Although the medallion I received is enough reminder for me to remain steadfast in maintaining an aspect of generosity and humility in my life, sharing the same streets and city as Algernon once did provides even greater motivation. It is uncertain what my future holds. This fellowship period officially ends in May and it is unclear whether or not I will find myself continuing in my current role in city government. Regardless, my time in New York City has been extremely transformational, and one I feel blessed to have experienced. As the New Year began, I looked to become more involved in learning about the memory and legacy of Algernon Sydney Sullivan, as well as others leaving a similar mark on the city today. Ultimately, I hope to bring together, and build the network of those who have either received a Sullivan award, or have an interaction with the legacy and memory of Algernon Sydney Sullivan.
I am excited to say that I now feel as though I truly understand what it means to live a life of service.
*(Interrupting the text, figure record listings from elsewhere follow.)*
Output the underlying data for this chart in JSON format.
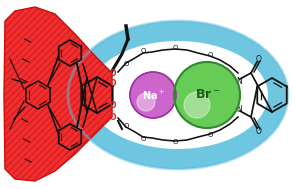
{
  "bg_color": "#ffffff",
  "red_fill": "#f03030",
  "red_hatch": "#cc1010",
  "blue_ring": "#5bbedd",
  "na_purple": "#cc66cc",
  "na_purple_dark": "#993399",
  "br_green": "#66cc55",
  "br_green_dark": "#338833",
  "black": "#111111",
  "o_red": "#dd2222",
  "fig_w": 2.95,
  "fig_h": 1.89,
  "dpi": 100,
  "xlim": [
    0,
    295
  ],
  "ylim": [
    0,
    189
  ]
}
It is important to give selflessly, but equally as important to embrace and appreciate the many beautiful things one receives in doing so. Algernon Sydney Sullivan anonymously gave with great humility and selflessness throughout his life, so it is only fitting that his legacy continues through awards such as the one I received. I am excited to continue playing a part in further honoring that legacy by developing my own life for service; a life of humbly giving and receiving.